Maka konsekuensinya, keyakinan kita terhadap Al-Qur’an sebagai kebenaran harus diwujudkan dalam amal nyata. Tidak cukup hanya dengan menyatakan bahwa Al-Qur’an itu benar, tetapi harus dibuktikan dengan komitmen terhadap isi dan nilai-nilainya.

Adapun bentuk-bentuk kebenaran dalam Al-Qur’an antara lain:

  • Diturunkan secara munajjaman (berangsur-angsur),
  • Melalui perantara Malaikat Jibril yang mulia,
  • Pada malam yang penuh kemuliaan (ليلة القدر),
  • Di tempat yang mulia (Makkah dan Madinah),
  • Kepada Rasul yang mulia, yaitu Muhammad ﷺ.

Semuanya menunjukkan bahwa Al-Qur’an adalah wahyu yang penuh dengan kemuliaan dan kebenaran.

Tidak sempurna atau belum terbukti keyakinan kita bahwa Al-Qur’an adalah al-ḥaqq (kebenaran), apabila kita belum taḥākum (berhukum) dengan Al-Qur’an al-Karīm, belum menjadikannya sebagai rujukan dalam seluruh aspek kehidupan kita.

Iman kita terhadap kebenaran Al-Qur’an belum utuh apabila:

  • Kita belum ber-ekonomi dengan prinsip ekonomi Al-Qur’an,
  • Belum berhukum dengan hukum Al-Qur’an,
  • Belum berpolitik dengan manhaj siyasah Al-Qur’an,
  • Belum bersosial dengan konsep sosial Al-Qur’an,
  • Bahkan belum menjadikan Al-Qur’an sebagai pedoman dalam hubungan antar manusia — seperti antara suami-istri, orang tua dan anak.

Jangankan mengamalkannya, mempelajarinya saja kita masih enggan, malas, atau tidak memprioritaskannya dalam hidup kita.

Padahal Allah ﷻ telah menegaskan:

اللَّهُ الَّذِي أَنْزَلَ الْكِتَابَ بِالْحَقِّ وَالْمِيزَانَ


“Allāh-lah yang telah menurunkan al-Kitāb (Al-Qur’an) dengan kebenaran dan (menurunkan) neraca (keadilan).”
(QS. Ash-Shūrā: 17)

Al-Mīzān (الميزان) adalah simbol dari keadilan.
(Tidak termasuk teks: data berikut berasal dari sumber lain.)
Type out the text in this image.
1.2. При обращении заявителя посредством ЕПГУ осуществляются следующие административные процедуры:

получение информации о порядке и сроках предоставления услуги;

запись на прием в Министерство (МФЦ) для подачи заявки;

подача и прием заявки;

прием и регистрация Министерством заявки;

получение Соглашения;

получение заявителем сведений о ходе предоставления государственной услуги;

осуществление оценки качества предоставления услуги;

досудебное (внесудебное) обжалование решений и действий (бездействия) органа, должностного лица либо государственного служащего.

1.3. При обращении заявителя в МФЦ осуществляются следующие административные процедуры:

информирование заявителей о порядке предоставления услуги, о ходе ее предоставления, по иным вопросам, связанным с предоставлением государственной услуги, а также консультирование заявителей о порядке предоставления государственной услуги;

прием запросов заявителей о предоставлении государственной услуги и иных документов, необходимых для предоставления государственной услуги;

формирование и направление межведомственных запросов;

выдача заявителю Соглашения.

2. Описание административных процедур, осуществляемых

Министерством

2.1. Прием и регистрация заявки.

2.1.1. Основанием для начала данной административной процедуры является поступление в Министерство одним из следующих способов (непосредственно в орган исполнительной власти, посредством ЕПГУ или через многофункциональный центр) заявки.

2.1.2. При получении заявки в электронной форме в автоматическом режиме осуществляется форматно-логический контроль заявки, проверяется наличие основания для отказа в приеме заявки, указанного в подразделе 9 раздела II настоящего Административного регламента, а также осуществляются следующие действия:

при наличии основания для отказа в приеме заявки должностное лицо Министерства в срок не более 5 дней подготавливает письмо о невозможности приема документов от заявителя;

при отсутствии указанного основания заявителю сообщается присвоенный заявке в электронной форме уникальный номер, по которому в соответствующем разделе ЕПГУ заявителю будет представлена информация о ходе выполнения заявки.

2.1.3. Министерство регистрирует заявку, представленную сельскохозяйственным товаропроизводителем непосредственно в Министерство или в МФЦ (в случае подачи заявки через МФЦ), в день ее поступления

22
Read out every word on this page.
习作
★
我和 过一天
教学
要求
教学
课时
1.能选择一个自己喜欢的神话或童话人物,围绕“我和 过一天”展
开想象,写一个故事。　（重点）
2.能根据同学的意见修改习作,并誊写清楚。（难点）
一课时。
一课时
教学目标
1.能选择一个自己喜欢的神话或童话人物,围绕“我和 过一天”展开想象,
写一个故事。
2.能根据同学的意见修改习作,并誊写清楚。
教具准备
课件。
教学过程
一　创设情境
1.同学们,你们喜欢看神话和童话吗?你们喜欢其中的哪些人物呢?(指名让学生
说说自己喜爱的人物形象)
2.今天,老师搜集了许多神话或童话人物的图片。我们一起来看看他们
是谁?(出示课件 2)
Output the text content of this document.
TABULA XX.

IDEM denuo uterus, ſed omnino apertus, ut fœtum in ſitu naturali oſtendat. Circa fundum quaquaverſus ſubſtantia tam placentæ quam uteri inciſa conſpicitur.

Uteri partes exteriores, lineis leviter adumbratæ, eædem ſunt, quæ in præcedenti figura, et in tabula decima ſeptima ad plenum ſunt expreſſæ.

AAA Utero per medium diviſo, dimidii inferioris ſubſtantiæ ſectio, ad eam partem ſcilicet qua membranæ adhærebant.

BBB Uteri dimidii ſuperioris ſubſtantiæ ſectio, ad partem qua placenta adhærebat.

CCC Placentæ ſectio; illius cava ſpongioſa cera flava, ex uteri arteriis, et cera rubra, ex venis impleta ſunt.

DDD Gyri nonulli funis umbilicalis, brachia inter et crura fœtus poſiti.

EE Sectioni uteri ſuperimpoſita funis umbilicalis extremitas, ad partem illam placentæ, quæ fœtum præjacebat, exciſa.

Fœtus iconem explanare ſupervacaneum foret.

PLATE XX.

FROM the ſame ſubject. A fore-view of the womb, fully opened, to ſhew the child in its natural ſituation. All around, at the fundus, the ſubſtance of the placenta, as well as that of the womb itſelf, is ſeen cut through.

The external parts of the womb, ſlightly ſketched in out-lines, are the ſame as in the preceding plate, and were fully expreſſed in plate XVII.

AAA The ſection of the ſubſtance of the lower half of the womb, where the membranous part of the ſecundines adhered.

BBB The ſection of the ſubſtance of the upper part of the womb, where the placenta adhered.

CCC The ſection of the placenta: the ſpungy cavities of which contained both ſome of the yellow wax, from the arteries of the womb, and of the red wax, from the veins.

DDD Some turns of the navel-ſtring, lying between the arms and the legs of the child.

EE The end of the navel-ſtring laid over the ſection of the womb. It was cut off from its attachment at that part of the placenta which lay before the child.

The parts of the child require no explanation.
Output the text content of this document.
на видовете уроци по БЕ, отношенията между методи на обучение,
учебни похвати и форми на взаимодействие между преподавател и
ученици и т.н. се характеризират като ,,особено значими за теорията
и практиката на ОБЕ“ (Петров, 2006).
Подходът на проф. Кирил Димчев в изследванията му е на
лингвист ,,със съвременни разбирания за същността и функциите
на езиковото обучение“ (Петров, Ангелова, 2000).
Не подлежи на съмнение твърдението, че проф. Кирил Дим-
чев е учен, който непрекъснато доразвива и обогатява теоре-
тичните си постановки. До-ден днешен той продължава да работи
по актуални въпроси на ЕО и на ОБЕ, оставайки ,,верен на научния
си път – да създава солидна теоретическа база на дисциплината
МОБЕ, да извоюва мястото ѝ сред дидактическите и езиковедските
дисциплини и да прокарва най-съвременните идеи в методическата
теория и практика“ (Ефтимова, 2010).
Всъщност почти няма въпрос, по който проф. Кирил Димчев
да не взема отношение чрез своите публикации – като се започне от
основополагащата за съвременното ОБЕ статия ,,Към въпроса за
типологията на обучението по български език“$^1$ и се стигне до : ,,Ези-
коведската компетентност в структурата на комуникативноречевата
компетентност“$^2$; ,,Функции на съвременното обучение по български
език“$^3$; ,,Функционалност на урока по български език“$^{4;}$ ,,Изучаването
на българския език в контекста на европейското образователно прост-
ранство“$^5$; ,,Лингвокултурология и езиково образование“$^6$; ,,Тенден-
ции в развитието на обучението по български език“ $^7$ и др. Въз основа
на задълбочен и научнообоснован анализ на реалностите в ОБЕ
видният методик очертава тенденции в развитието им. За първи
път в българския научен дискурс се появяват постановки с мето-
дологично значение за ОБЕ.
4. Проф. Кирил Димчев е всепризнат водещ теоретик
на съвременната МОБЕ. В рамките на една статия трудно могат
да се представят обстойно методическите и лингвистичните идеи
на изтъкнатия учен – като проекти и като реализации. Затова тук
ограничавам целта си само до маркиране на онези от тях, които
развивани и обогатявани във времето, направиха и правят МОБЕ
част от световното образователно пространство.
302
Maka, Al-Qur’an bukan hanya membawa kebenaran, tetapi juga menjamin terwujudnya keadilan.

Contoh penerapan keadilan ini adalah dalam pembagian warisan, di mana laki-laki mendapat dua bagian dan perempuan satu bagian. Ini bukan ketidakadilan, tapi justru keadilan yang sempurna, karena sesuai dengan beban tanggung jawab yang berbeda antara laki-laki dan perempuan dalam Islam.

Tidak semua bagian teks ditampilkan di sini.